NGC 4102: High Resolution Infrared Observations of a Nuclear Starburst Ring

TL;DR

This study uses high-resolution infrared observations to analyze the nuclear starburst ring in galaxy NGC 4102, revealing its structure, star formation activity, and properties of the nuclear region.

Contribution

It provides detailed spatial and spectral mapping of the starburst ring in NGC 4102, highlighting its size, mass, and star formation characteristics with high-resolution infrared data.

Findings

Star formation is confined to a 300 pc ring inside the Inner Lindblad Resonance.

The nuclear region has a dynamical mass of approximately 3 billion solar masses.

Young stars in the ring account for the majority of the galaxy's [NeII] emission.

Abstract

The composite galaxy NGC 4102 hosts a LINER nucleus and a starburst.
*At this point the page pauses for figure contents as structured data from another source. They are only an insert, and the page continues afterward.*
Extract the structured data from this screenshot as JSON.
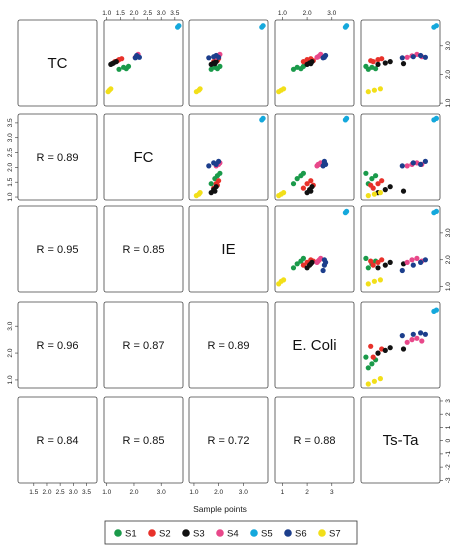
{
  "chart_data": {
    "type": "scatter",
    "title": "",
    "xlabel": "Sample points",
    "variables": [
      "TC",
      "FC",
      "IE",
      "E. Coli",
      "Ts-Ta"
    ],
    "variable_ticks": [
      [
        1.0,
        2.0,
        3.0
      ],
      [
        1.0,
        1.5,
        2.0,
        2.5,
        3.0,
        3.5
      ],
      [
        1.0,
        2.0,
        3.0
      ],
      [
        1.0,
        2.0,
        3.0
      ],
      [
        -3,
        -2,
        -1,
        0,
        1,
        2,
        3
      ]
    ],
    "variable_ticklabels": [
      [
        "1.0",
        "2.0",
        "3.0"
      ],
      [
        "1.0",
        "1.5",
        "2.0",
        "2.5",
        "3.0",
        "3.5"
      ],
      [
        "1.0",
        "2.0",
        "3.0"
      ],
      [
        "1.0",
        "2.0",
        "3.0"
      ],
      [
        "-3",
        "-2",
        "-1",
        "0",
        "1",
        "2",
        "3"
      ]
    ],
    "bottom_axis_ticks": [
      [
        "1.5",
        "2.0",
        "2.5",
        "3.0",
        "3.5"
      ],
      [
        "1.0",
        "2.0",
        "3.0"
      ],
      [
        "1.0",
        "2.0",
        "3.0"
      ],
      [
        "-3",
        "-2",
        "-1",
        "0",
        "1",
        "2",
        "3"
      ]
    ],
    "variable_ranges": [
      [
        0.9,
        3.9
      ],
      [
        0.9,
        3.8
      ],
      [
        0.8,
        4.0
      ],
      [
        0.7,
        3.9
      ],
      [
        -3.2,
        3.3
      ]
    ],
    "correlations": [
      {
        "pair": [
          "FC",
          "TC"
        ],
        "label": "R = 0.89"
      },
      {
        "pair": [
          "IE",
          "TC"
        ],
        "label": "R = 0.95"
      },
      {
        "pair": [
          "IE",
          "FC"
        ],
        "label": "R = 0.85"
      },
      {
        "pair": [
          "E. Coli",
          "TC"
        ],
        "label": "R = 0.96"
      },
      {
        "pair": [
          "E. Coli",
          "FC"
        ],
        "label": "R = 0.87"
      },
      {
        "pair": [
          "E. Coli",
          "IE"
        ],
        "label": "R = 0.89"
      },
      {
        "pair": [
          "Ts-Ta",
          "TC"
        ],
        "label": "R = 0.84"
      },
      {
        "pair": [
          "Ts-Ta",
          "FC"
        ],
        "label": "R = 0.85"
      },
      {
        "pair": [
          "Ts-Ta",
          "IE"
        ],
        "label": "R = 0.72"
      },
      {
        "pair": [
          "Ts-Ta",
          "E. Coli"
        ],
        "label": "R = 0.88"
      }
    ],
    "series": [
      {
        "name": "S1",
        "color": "#1a9a4a",
        "TC": [
          2.18,
          2.25,
          2.2,
          2.28
        ],
        "FC": [
          1.45,
          1.62,
          1.72,
          1.8
        ],
        "IE": [
          1.7,
          1.85,
          1.95,
          2.05
        ],
        "E. Coli": [
          1.45,
          1.6,
          1.75,
          1.85
        ],
        "Ts-Ta": [
          -2.6,
          -2.3,
          -2.0,
          -2.8
        ]
      },
      {
        "name": "S2",
        "color": "#e8312a",
        "TC": [
          2.45,
          2.52,
          2.55,
          2.48
        ],
        "FC": [
          1.3,
          1.45,
          1.55,
          1.4
        ],
        "IE": [
          1.8,
          1.9,
          2.0,
          1.95
        ],
        "E. Coli": [
          1.85,
          2.0,
          2.15,
          2.25
        ],
        "Ts-Ta": [
          -2.2,
          -1.8,
          -1.5,
          -2.4
        ]
      },
      {
        "name": "S3",
        "color": "#111111",
        "TC": [
          2.35,
          2.4,
          2.45,
          2.38
        ],
        "FC": [
          1.15,
          1.25,
          1.35,
          1.2
        ],
        "IE": [
          1.7,
          1.8,
          1.9,
          1.85
        ],
        "E. Coli": [
          2.0,
          2.1,
          2.2,
          2.15
        ],
        "Ts-Ta": [
          -1.8,
          -1.2,
          -0.8,
          0.3
        ]
      },
      {
        "name": "S4",
        "color": "#e8488a",
        "TC": [
          2.6,
          2.65,
          2.7,
          2.62
        ],
        "FC": [
          2.05,
          2.1,
          2.15,
          2.1
        ],
        "IE": [
          1.9,
          2.0,
          2.05,
          1.95
        ],
        "E. Coli": [
          2.4,
          2.5,
          2.55,
          2.45
        ],
        "Ts-Ta": [
          0.6,
          1.0,
          1.4,
          1.8
        ]
      },
      {
        "name": "S5",
        "color": "#14a8dc",
        "TC": [
          3.65,
          3.7
        ],
        "FC": [
          3.6,
          3.65
        ],
        "IE": [
          3.75,
          3.8
        ],
        "E. Coli": [
          3.55,
          3.6
        ],
        "Ts-Ta": [
          2.8,
          3.0
        ]
      },
      {
        "name": "S6",
        "color": "#1c3e8c",
        "TC": [
          2.58,
          2.62,
          2.66,
          2.6
        ],
        "FC": [
          2.05,
          2.15,
          2.1,
          2.2
        ],
        "IE": [
          1.6,
          1.8,
          1.9,
          2.0
        ],
        "E. Coli": [
          2.65,
          2.7,
          2.75,
          2.7
        ],
        "Ts-Ta": [
          0.2,
          1.1,
          1.7,
          2.1
        ]
      },
      {
        "name": "S7",
        "color": "#f2df19",
        "TC": [
          1.4,
          1.45,
          1.5
        ],
        "FC": [
          1.05,
          1.1,
          1.15
        ],
        "IE": [
          1.1,
          1.2,
          1.25
        ],
        "E. Coli": [
          0.85,
          0.95,
          1.05
        ],
        "Ts-Ta": [
          -2.6,
          -2.1,
          -1.6
        ]
      }
    ]
  }
}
We mapped NGC 4102 in the 12.8 micron line of [NeII], using the echelon spectrometer TEXES on the NASA IRTF, to obtain a data cube with 1.5" spatial and 25 km/s spectral, resolution. Combining near-infrared, radio, and the [NeII] data shows that the extinction to the starburst is substantial, more than 2 magnitudes at K band, and that the neon abundance is less than half solar. We find that the star formation in the nuclear region is confined to a rotating ring or disk of 4.3" (~300 pc) diameter, inside the Inner Lindblad Resonance. This region is an intense concentration of mass, with a dynamical mass of ~3 x 10^9 solar masses, and of star formation. The young stars in the ring produce the [NeII] flux reported by Spitzer for the entire galaxy. The mysterious blue component of line emission detected in the near-infrared is also seen in [NeII]; it is not a normal AGN outflow.